Friday, April 9, 2010

Week 3, Q3: Collaborative Participation

[This is my answer to Week 3, Q3: As a teacher of online courses, how do you (or would you, if you do not as yet have online teaching experience) encourage interactions between yourself and your students, as well as between students, and network building with participants outside of the “formal” course? Expand on your answers by saying why you would or would not encourage these interactions, and identify practices that have been successful. Also reflect on the practices of your instructors related to interactions in the online courses you have taken, or are taking.]


I am a strong believer in online interaction. Whether with the learners of the course, between the learners and the outside world and with with the course facilitator. Using the f2f terminology, this interaction is like teamwork and brainstorming that yield synergy. Luckily, this approach started to penetrate our educational system.

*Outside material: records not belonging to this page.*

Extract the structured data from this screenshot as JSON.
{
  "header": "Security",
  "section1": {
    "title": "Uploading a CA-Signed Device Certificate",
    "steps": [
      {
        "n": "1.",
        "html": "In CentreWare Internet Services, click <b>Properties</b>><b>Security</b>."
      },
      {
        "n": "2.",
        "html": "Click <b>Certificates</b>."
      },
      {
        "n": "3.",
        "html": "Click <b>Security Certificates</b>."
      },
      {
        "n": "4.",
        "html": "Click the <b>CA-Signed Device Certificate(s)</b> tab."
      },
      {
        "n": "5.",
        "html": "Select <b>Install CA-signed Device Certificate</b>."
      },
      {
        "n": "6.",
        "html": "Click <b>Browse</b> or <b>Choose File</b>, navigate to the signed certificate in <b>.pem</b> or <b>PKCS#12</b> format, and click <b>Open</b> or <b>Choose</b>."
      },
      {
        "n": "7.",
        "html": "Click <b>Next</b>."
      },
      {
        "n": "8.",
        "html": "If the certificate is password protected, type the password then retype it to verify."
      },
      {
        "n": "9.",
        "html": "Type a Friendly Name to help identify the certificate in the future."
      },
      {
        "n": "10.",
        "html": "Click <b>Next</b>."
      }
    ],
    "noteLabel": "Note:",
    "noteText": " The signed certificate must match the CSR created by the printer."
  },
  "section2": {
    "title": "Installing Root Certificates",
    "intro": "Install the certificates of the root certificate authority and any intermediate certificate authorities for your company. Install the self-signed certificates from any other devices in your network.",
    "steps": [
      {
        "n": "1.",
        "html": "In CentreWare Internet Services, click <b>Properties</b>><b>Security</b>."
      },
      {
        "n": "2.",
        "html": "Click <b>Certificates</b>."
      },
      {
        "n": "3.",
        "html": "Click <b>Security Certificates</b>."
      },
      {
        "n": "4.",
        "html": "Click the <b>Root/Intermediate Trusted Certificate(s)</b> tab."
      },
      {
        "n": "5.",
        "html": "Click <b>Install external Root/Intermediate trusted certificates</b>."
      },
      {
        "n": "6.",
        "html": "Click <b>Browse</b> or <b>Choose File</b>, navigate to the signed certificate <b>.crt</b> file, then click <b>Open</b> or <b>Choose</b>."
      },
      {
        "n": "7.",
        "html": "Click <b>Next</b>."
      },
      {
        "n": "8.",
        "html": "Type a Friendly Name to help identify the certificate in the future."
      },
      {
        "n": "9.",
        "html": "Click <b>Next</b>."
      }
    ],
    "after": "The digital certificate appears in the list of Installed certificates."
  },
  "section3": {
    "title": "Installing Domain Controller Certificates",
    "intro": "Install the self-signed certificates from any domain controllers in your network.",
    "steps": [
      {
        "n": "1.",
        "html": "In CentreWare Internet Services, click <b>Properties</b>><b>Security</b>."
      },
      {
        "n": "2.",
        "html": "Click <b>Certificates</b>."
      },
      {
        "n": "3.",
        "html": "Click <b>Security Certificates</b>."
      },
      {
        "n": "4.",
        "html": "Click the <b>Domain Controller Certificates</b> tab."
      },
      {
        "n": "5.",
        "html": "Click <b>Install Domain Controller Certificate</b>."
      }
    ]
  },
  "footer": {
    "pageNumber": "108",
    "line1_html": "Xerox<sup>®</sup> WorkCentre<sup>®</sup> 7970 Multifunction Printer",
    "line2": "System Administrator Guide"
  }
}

There are many methods to encourage collaboration among online learners. All of them will require well designed activities. At the moment, I want to suggest two approaches:



  1. Use of a scoring rubric that encourages and assesses positive collaboration.

  2. Use of peer evaluation activities.


I hope you can enrich my knowledge by suggesting more.



The interaction fails when the assessment of the course is based on testing the acquired information rather than measuring incremental knowledge. I.e., courses that rely on route learning. The collaboration in these courses become cheating. Example: courses related to Project Management Professional certifications. Personally, I avoid designing online course for such courses.

Some successful Examples: besides the methodologies followed in this course, I can quote the following two successful examples:

(1) The Intercultural Dynamics in European Education through onLine Simulation: In this course, learners acted as members of a virtual government and each were given specific responsibility and collectively they were supposed to come up with one government plan. Each learner was from different countries with different background. The learning in the fields of politics, languages, cultural difference, teamwork and synergy was outstanding.


(2) Wikipedia Articles: A group of students were assigned the task of writing certain Wiki-articles on Wikipedia. The interaction with the virtual members of Wikipedia was rich and engaging.


Both of the above examples used suitable rubrics.